Journal of Mountain Science
Epiphytic orchids and their ecological niche under anthropogenic influence in central Himalayas, Nepal
24/03/2016, Journal of Mountain Science
Abstract The survival chance of epiphytic orchids today not only depends on the natural site conditions required by the orchids but also on anthropogenic changes in site conditions. This study answers two questions: (1) What is the ecological niche of the different epiphytic orchid species? (2) What are the ecological factors that threaten epiphytic orchid’s population under anthropogenic disturbances? Our study area was the Kathmandu valley, Nepal, with its subtropical forest. We established 156 systematically selected sampling points in the Kathmandu area covering different types of ecosystems under human impacts such as densely populated area, agricultural land, mixed agricultural and settled area, old tree patches, and a natural forest in a national park. The ecological niche of the orchid species was analyzed with a principal component analysis (PCA). The correlations between the different site factors were statistically significant. Spearman’s rank correlation matrices showed that the variables land-use intensities with altitude, and height with diameter in breast height (dbh) of host had the highest significant positive correlation coefficient (0.67 and 0.64 respectively). On the other hand, host bark pH and altitude as well as land use had a significantly strong negative correlation coefficient (−0.80 and −0.61, respectively).

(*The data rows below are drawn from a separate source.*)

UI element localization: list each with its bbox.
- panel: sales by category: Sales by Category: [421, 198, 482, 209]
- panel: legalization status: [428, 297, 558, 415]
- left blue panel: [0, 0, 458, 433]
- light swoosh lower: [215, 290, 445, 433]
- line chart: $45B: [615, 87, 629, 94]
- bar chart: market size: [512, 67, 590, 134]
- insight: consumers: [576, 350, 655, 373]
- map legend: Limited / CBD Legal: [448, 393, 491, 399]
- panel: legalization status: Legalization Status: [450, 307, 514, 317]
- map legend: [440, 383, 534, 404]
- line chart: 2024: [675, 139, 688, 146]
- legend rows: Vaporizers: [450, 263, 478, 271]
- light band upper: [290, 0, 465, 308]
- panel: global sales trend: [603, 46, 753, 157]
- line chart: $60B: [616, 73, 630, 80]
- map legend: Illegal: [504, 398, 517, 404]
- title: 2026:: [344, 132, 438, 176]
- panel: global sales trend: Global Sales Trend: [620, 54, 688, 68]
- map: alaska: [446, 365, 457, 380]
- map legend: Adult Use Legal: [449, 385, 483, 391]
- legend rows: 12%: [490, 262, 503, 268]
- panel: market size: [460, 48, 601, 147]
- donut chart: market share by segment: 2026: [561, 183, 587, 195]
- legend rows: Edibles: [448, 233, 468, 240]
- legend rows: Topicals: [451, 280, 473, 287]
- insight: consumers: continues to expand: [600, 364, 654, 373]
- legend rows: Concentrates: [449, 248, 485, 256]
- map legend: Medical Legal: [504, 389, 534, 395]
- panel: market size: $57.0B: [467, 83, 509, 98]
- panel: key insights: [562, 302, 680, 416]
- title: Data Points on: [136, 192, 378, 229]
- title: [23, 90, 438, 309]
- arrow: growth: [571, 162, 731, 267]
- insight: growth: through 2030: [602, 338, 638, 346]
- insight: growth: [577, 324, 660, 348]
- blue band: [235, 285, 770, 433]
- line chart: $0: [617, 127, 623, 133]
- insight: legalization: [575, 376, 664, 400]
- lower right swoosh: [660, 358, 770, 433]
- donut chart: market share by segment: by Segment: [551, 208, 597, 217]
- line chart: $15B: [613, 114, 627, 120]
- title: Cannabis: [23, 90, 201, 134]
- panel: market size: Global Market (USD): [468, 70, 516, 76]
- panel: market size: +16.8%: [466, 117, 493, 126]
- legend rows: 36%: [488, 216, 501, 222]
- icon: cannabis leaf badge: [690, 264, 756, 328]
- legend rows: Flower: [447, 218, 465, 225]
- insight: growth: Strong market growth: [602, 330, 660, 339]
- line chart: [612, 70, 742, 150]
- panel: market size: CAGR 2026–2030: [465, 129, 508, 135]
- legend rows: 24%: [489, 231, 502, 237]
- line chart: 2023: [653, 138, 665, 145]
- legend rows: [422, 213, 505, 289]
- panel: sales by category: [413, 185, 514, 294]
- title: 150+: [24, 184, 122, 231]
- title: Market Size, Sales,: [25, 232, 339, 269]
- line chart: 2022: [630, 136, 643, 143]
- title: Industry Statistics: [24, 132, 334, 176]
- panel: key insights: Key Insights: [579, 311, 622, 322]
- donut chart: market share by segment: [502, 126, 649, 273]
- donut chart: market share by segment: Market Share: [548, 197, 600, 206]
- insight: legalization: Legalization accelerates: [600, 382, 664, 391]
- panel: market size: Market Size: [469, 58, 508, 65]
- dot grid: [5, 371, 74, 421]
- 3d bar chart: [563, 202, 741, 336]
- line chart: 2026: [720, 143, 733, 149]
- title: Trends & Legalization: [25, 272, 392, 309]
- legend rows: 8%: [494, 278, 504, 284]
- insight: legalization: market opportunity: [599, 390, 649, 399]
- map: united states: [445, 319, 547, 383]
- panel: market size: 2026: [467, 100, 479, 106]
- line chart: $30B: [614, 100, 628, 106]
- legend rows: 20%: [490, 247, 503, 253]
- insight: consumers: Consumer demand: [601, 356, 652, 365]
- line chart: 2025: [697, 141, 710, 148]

Different epiphytic orchid species interact differently with the given set of environmental factors: for occurrence of Vanda cristata there is no single environmental factor of special influence, while for Rhynchostylis retusa high bark pH and high light availability are important. First two axis of the PCA explained more than 50% of the total variance. Most orchid species occupy a specific, narrow niche in this ecological space. The main causes of anthropogenic influence of orchid population in the Kathmandu Valley are loss of adequate host trees (species and size) and increasing air pollution, resulting in increasing host bark pH.